VerfasserIn Jérémy Chardon, Benoit Hingray, Anne-Catherine Favre
Konferenz EGU General Assembly 2016
Medientyp Artikel
Sprache en
Digitales Dokument PDF
Erschienen In: GRA - Volume 18 (2016)
Datensatznummer 250134304
Publikation (Nr.) Volltext-Dokument vorhandenEGU/EGU2016-15007.pdf
 
Zusammenfassung
Scenarios of surface weather required for the impact studies have to be unbiased and adapted to the space and time scales of the considered hydro-systems. Hence, surface weather scenarios obtained from global climate models and/or numerical weather prediction models are not really appropriated. Outputs of these models have to be post-processed, which is often carried out thanks to Statistical Downscaling Methods (SDMs). Among those SDMs, approaches based on regression are often applied. For a given station, a regression link can be established between a set of large scale atmospheric predictors and the surface weather variable. These links are then used for the prediction of the latter. However, physical processes generating surface weather vary in time. This is well known for precipitation for instance. The most relevant predictors and the regression link are also likely to vary in time. A better prediction skill is thus classically obtained with a seasonal stratification of the data. Another strategy is to identify the most relevant predictor set and establish the regression link from dates that are similar – or analog – to the target date. In practice, these dates can be selected thanks to an analog model. In this study, we explore the possibility of improving the local performance of an analog model – where the analogy is applied to the geopotential heights 1000 and 500 hPa – using additional local scale predictors for the probabilistic prediction of the Safran precipitation over France.
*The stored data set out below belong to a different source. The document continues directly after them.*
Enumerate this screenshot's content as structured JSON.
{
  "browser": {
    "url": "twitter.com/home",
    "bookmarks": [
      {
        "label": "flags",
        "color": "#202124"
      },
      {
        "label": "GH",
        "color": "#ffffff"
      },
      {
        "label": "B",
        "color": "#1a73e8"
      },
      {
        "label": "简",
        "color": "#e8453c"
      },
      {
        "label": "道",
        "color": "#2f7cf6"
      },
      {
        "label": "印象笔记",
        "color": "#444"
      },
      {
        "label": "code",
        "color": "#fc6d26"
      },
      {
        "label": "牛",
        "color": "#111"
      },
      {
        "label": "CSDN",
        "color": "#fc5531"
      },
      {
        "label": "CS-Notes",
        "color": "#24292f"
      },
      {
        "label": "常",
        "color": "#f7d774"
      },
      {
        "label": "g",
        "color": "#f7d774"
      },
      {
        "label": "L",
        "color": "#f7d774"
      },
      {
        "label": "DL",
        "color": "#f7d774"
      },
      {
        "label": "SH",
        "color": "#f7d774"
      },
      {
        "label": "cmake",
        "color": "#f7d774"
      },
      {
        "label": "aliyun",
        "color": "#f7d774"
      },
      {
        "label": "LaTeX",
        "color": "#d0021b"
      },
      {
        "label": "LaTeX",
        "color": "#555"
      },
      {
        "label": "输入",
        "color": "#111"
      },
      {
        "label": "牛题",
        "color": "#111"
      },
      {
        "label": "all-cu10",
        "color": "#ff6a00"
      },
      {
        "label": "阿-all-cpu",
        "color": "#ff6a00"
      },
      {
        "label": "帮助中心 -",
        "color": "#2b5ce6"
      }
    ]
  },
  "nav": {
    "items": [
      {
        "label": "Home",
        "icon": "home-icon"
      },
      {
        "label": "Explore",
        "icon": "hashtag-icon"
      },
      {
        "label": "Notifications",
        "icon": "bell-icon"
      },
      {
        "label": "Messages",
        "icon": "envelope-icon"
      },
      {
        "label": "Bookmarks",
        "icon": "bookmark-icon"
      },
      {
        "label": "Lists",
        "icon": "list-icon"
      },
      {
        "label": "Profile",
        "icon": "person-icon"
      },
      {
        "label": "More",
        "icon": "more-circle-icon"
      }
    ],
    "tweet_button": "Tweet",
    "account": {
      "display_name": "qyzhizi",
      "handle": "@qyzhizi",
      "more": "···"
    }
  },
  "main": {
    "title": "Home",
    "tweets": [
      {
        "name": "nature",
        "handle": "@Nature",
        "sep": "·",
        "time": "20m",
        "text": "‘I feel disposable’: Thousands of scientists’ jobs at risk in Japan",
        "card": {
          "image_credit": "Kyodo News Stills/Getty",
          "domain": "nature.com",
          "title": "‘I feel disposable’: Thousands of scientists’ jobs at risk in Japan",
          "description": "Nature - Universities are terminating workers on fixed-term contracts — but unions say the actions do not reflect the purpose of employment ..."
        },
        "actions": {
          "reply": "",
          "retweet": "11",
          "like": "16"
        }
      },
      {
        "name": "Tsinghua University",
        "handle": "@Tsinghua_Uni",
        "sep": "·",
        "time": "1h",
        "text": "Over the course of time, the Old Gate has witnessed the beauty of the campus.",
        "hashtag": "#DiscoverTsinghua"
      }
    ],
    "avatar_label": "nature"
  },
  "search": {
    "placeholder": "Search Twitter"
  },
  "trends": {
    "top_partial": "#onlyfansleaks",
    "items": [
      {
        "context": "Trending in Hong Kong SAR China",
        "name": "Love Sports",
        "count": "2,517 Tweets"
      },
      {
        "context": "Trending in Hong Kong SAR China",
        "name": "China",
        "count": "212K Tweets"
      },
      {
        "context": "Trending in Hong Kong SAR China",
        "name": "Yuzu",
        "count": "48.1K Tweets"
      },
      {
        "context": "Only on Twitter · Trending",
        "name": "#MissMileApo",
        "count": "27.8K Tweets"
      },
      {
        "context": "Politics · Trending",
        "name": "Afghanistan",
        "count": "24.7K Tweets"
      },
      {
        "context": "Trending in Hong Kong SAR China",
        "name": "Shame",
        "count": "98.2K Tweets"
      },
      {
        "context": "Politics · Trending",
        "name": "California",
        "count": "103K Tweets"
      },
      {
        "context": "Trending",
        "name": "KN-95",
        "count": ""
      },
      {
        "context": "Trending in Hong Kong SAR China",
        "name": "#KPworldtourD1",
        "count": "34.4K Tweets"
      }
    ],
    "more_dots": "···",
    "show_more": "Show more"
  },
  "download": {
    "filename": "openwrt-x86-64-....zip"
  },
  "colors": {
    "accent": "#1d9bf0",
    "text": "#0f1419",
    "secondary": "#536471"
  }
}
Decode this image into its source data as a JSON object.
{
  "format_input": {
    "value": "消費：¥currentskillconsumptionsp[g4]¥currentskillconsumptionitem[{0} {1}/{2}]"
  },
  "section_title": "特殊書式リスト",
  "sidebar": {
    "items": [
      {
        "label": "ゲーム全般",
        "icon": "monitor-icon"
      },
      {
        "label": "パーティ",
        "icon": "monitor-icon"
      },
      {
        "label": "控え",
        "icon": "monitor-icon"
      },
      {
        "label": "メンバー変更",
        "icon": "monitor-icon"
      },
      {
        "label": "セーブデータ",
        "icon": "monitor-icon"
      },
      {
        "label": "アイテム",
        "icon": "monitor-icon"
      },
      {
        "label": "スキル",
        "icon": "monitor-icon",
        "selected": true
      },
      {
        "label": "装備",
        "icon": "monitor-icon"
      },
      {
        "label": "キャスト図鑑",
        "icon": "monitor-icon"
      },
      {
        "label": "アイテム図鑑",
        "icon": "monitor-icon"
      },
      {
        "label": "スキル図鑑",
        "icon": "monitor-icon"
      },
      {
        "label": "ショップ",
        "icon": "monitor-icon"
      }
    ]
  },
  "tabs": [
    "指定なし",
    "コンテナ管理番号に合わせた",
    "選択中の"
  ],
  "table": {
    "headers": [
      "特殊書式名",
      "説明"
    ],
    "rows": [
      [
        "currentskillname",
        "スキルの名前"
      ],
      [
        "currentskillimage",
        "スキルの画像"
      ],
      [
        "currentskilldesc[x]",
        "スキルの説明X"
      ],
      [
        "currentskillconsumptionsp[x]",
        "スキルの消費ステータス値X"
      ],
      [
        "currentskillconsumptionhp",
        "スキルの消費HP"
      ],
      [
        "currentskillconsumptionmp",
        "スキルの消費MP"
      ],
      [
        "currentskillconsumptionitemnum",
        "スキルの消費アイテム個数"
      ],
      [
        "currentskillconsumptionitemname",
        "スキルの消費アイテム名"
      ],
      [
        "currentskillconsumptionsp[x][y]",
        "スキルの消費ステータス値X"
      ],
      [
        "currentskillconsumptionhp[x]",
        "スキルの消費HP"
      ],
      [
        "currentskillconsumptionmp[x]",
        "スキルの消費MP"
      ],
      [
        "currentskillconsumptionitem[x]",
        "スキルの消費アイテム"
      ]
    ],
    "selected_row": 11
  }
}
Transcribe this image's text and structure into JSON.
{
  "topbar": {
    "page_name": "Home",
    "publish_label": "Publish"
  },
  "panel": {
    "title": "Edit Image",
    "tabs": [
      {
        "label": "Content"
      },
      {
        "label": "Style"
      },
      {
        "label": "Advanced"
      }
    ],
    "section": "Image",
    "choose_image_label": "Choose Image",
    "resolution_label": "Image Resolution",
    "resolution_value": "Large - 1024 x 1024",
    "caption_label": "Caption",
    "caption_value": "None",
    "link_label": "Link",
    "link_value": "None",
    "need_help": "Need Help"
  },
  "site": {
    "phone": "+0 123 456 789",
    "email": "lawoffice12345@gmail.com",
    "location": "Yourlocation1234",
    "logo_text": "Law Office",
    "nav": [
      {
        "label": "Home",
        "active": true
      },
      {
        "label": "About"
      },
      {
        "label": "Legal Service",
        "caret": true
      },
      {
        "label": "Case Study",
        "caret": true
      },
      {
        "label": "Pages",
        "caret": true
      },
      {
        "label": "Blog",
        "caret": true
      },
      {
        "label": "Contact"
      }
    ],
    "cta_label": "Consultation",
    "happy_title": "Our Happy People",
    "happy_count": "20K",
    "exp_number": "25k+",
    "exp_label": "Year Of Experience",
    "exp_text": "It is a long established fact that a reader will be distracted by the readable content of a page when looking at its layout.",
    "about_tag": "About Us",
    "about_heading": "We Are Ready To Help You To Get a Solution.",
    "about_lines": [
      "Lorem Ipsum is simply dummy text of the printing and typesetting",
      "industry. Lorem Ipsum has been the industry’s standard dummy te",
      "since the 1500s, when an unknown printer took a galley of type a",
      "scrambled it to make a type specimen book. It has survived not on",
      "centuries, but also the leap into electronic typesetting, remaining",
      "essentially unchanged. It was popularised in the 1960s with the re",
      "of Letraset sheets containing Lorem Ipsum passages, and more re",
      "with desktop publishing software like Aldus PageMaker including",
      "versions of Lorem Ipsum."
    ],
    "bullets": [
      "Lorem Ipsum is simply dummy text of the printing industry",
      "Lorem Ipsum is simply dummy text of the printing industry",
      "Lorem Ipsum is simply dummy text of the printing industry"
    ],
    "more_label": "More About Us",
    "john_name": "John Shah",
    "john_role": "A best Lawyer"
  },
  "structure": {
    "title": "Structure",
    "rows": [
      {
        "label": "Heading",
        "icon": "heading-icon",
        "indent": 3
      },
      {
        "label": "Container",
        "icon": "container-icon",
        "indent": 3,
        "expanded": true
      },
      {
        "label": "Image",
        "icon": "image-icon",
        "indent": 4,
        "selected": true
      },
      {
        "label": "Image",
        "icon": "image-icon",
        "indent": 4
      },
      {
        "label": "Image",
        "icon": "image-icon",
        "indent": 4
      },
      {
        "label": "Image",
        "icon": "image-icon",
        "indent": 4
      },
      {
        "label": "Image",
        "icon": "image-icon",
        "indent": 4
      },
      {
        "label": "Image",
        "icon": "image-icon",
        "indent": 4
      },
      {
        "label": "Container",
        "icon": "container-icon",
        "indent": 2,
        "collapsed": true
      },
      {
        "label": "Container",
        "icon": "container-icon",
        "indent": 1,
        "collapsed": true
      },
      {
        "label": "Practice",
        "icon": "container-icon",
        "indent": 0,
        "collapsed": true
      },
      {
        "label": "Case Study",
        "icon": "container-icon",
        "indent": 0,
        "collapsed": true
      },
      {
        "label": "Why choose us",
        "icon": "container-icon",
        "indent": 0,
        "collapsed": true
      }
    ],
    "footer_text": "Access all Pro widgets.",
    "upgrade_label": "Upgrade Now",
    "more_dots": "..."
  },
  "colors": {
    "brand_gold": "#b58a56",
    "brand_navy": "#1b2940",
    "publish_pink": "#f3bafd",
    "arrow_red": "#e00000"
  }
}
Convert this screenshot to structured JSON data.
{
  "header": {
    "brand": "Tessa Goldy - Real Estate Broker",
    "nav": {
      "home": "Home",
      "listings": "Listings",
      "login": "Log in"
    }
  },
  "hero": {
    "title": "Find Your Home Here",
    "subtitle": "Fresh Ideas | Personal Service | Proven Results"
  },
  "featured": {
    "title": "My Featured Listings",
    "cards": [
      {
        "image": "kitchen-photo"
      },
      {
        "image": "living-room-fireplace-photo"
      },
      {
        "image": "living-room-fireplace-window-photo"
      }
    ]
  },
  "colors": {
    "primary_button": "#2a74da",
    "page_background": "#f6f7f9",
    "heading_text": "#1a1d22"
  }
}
For each prediction day, the prediction is obtained from two GLM regression models – for both the occurrence and the quantity of precipitation – for which predictors and parameters are estimated from the analog dates. Firstly, the resulting combined model noticeably allows increasing the prediction performance by adapting the downscaling link for each prediction day. Secondly, the selected predictors for a given prediction depend on the large scale situation and on the considered region. Finally, even with such an adaptive predictor identification, the downscaling link appears to be robust: for a same prediction day, predictors selected for different locations of a given region are similar and the regression parameters are consistent within the region of interest.